Possible Dinners list from last week:
- Crock pot beans, cilantro lime rice, charred salsa, and avocado bowls
- Take the leftover beans, wrap them in tortillas with some cheese and then freeze them for easy weeknight meals. I wrap ours first in parchment and then in foil to prevent sticking. From frozen, they take about 45-60 minutes in a 375 degree oven.
- Cobb salad
- Leftover chicken and bacon make amazing sandwiches for lunch!
- Fried rice and pot stickers
- Cilantro lime rice works great for fried rice! And, the pot stickers cook in a matter of minutes straight from your freezer!
- Bangers and mash with a side salad
- We put frozen homemade sausages in the fridge in the morning and they are thawed by the time we get home. Mashed potatoes come together pretty quickly. You can definitely meal prep them on Sunday, but I love fresh mashed potatoes. Try stirring in some chopped scallions to make Champ or some sliced cabbage for Colcannon!
- Eggplant Parmesan with a side salad
- During the height of eggplant season, I bread, fry, and freeze eggplant.

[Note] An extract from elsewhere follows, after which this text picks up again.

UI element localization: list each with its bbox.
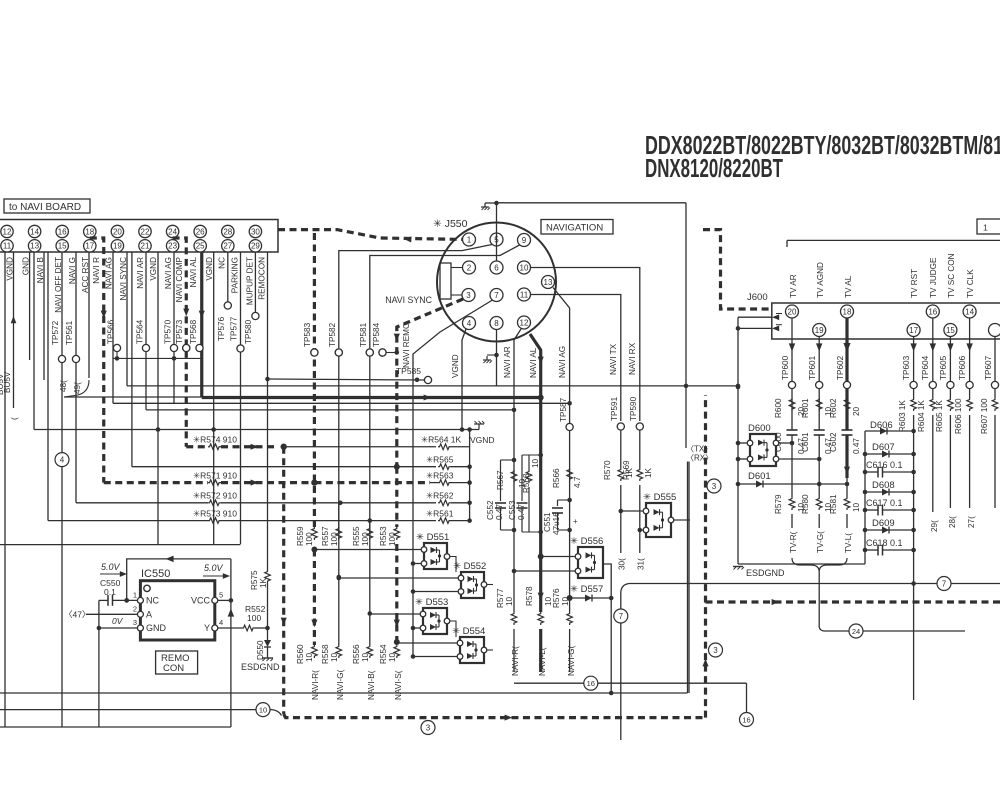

It works amazingly well (recipe coming later this season)!! For this meal, I pull the needed slices of eggplant out in the morning and let them thaw in the fridge. When we get home, I layer eggplant, mozzarella, and homemade tomato sauce. It bakes for an hour or so while we shower and decompress from the day.

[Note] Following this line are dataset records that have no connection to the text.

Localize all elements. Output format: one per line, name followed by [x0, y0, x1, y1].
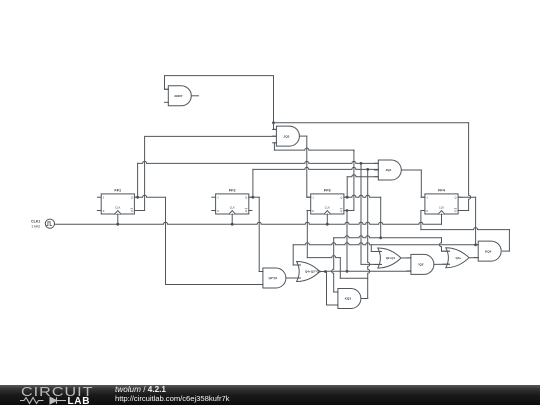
svg-text:Q: Q: [340, 196, 342, 200]
svg-text:Q: Q: [131, 209, 133, 213]
wire Q2 riser: [249, 169, 253, 197]
AND gate JQ4: [375, 160, 402, 180]
svg-text:CLK: CLK: [230, 205, 235, 209]
wire OR output to *Q3' bottom input: [325, 270, 411, 272]
clock source CLK1: [31, 219, 54, 229]
footer bar: [0, 385, 540, 405]
svg-text:CLK: CLK: [115, 205, 120, 209]
wire bus Q2 to JQ4 middle input: [253, 167, 378, 169]
wire Q3 drop: [380, 197, 382, 238]
wire JQ3 bottom input from Q3': [274, 143, 354, 151]
svg-text:CLK1: CLK1: [31, 220, 40, 224]
OR gate Q4+Q2'*Q1': [294, 262, 322, 282]
wire Q3' riser: [353, 151, 355, 211]
svg-text:Q: Q: [454, 196, 456, 200]
resistor zigzag: [20, 398, 44, 404]
wire FF3 Q right branch: [347, 195, 381, 197]
svg-text:Q: Q: [131, 196, 133, 200]
svg-text:FF1: FF1: [114, 188, 121, 192]
wire KQ4 output to FF4 K: [421, 211, 510, 252]
wire Q3 net to KQ3 top input: [332, 238, 338, 292]
svg-text:JQ4: JQ4: [385, 168, 391, 172]
svg-text:Q: Q: [245, 196, 247, 200]
OR gate Q3+: [443, 248, 469, 268]
wire FF2 Q right branch: [253, 196, 259, 198]
AND gate KQ3: [334, 289, 361, 309]
node FF3 CLK junction: [326, 223, 329, 226]
OR gate Q2+Q1: [375, 248, 401, 268]
wire FF4 CLK stub: [441, 214, 443, 224]
AND gate JQ3: [273, 126, 300, 146]
svg-text:Q2*Q1: Q2*Q1: [268, 276, 277, 280]
wire Q2 net bus: [293, 243, 478, 245]
node FF1 CLK junction: [116, 223, 119, 226]
node Q3' junction at FF3 Q': [346, 209, 349, 212]
footer text: [115, 385, 229, 403]
wire Q3 riser to JQ4 bottom input: [344, 175, 378, 198]
node Q3' to OR input line junction: [346, 270, 349, 273]
node FF2 CLK junction: [231, 223, 234, 226]
svg-text:*Q3': *Q3': [418, 263, 424, 267]
svg-text:Q: Q: [454, 209, 456, 213]
svg-text:Q: Q: [245, 209, 247, 213]
wire Q2 net to OR gate top input: [293, 245, 300, 265]
wire Q1 riser: [134, 163, 137, 197]
node Q3 net junction: [379, 236, 382, 239]
wire Q3' drop: [346, 211, 348, 272]
svg-text:AND7: AND7: [174, 94, 183, 98]
wire OR output stub: [320, 271, 326, 273]
CircuitLab logo: [21, 385, 78, 399]
wire *Q3' output to Q3+ bottom input: [434, 263, 450, 265]
flip-flop FF3: [307, 188, 347, 214]
AND gate AND7: [165, 86, 192, 106]
AND gate KQ4: [474, 241, 501, 261]
wire Q2 net to Q2+Q1 top input: [371, 245, 381, 252]
AND gate *Q3': [407, 254, 434, 274]
svg-text:Q4+Q2'*Q1': Q4+Q2'*Q1': [305, 270, 322, 274]
wire FF2 CLK stub: [231, 214, 233, 224]
wire Q2+Q1 output to *Q3' top input: [401, 257, 411, 259]
flip-flop FF2: [212, 188, 252, 214]
node Q1 drop junction: [360, 162, 363, 165]
wire OR output to KQ3 bottom input: [327, 272, 338, 306]
wire AND7 top input to net Q4': [165, 76, 274, 123]
svg-text:K: K: [312, 209, 314, 213]
wire JQ4 output to FF4 J: [402, 170, 425, 197]
node Q4' junction: [272, 121, 275, 124]
svg-text:FF3: FF3: [324, 188, 331, 192]
wire net Q4' horizontal run: [274, 122, 469, 124]
wire FF3 Q' stub: [344, 210, 354, 212]
wire Q3+ output to KQ4 bottom input: [469, 257, 478, 259]
svg-text:Q2+Q1: Q2+Q1: [386, 256, 396, 260]
svg-text:FF4: FF4: [438, 188, 446, 192]
flip-flop FF4: [421, 188, 461, 214]
wire Q1 drop to Q2*Q1 bottom input: [166, 197, 263, 284]
svg-text:Q: Q: [340, 209, 342, 213]
wire Q2 drop to Q2*Q1 top input: [259, 197, 263, 271]
wire Q3 net bus: [334, 236, 442, 238]
svg-text:CLK: CLK: [439, 205, 444, 209]
svg-text:FF2: FF2: [229, 188, 236, 192]
wire FF4 Q to KQ4 top: [458, 197, 476, 245]
svg-text:KQ4: KQ4: [485, 249, 492, 253]
svg-text:CLK: CLK: [325, 205, 330, 209]
svg-text:K: K: [103, 209, 105, 213]
svg-text:Q3+: Q3+: [456, 256, 462, 260]
wire FF1 Q right branch: [138, 195, 166, 197]
wire Q2*Q1 output to OR bottom input: [286, 277, 300, 279]
svg-text:1 kHz: 1 kHz: [31, 225, 40, 229]
wire JQ3 output to FF3 J: [299, 136, 310, 197]
node Q2 drop junction: [366, 168, 369, 171]
wire Q2 drop and KQ3 output riser: [361, 169, 369, 298]
svg-text:KQ3: KQ3: [345, 297, 352, 301]
node Q1 junction at FF1 Q: [136, 196, 139, 199]
wire FF1 Q' to JQ3 middle input: [134, 136, 276, 210]
wire JQ3 top input: [274, 123, 277, 130]
node FF4 Q to KQ4 junction: [474, 243, 477, 246]
svg-text:JQ3: JQ3: [283, 134, 289, 138]
wire Q3 net to Q3+ top input: [440, 238, 450, 251]
node Q3 junction at FF3 Q: [346, 196, 349, 199]
node OR output junction: [324, 270, 327, 273]
wire net Q4' drop to FF4 Q': [458, 123, 471, 211]
wire Q1 drop to Q2+Q1 bottom input: [361, 163, 382, 264]
wire AND7 output stub: [191, 95, 198, 97]
wire FF3 K to KQ3 output: [307, 211, 367, 279]
node Q2 junction at FF2 Q: [252, 196, 255, 199]
wire bus Q1 to JQ4 top input: [138, 161, 379, 163]
AND gate Q2*Q1: [259, 268, 286, 288]
wire CLK bus: [55, 222, 442, 224]
flip-flop FF1: [97, 188, 137, 214]
wire FF3 CLK stub: [326, 214, 328, 224]
wire FF1 CLK stub: [117, 214, 119, 224]
svg-text:K: K: [217, 209, 219, 213]
diode symbol: [50, 398, 57, 405]
svg-text:K: K: [427, 209, 429, 213]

Now…the coveted Crock Pot Beans. Let us know what you think and enjoy your flexible meal prepping!!
Crock Pot Beans
– 12 oz dry beans, rinsed — pinto, black, or other variety that holds well when cooked
– 4 garlic cloves, smashed & minced
– 1 medium onion, chopped
– Pork — we have used bacon (cooked), a couple short ribs (browned), ham, and part of a pork roast (browned) — generally up to 6 oz is good — you can also omit the pork if you’d like
– 4 cups liquid — the last time I made this, I used 2 cups homemade ham stock and 2 cups water — just water will be fine, but we like using at least 2 cups stock — if you don’t have ham stock, use vegetable or chicken stock
– 3 Tablespoons Mexican seasoning
– Place all ingredients in a crock pot and cook on low for 8 hours. If the beans are small, it may only take 6 hours. We have tried cooking on high for 4 hours and didn’t like the texture of the beans nearly as much. Season, if needed, and enjoy!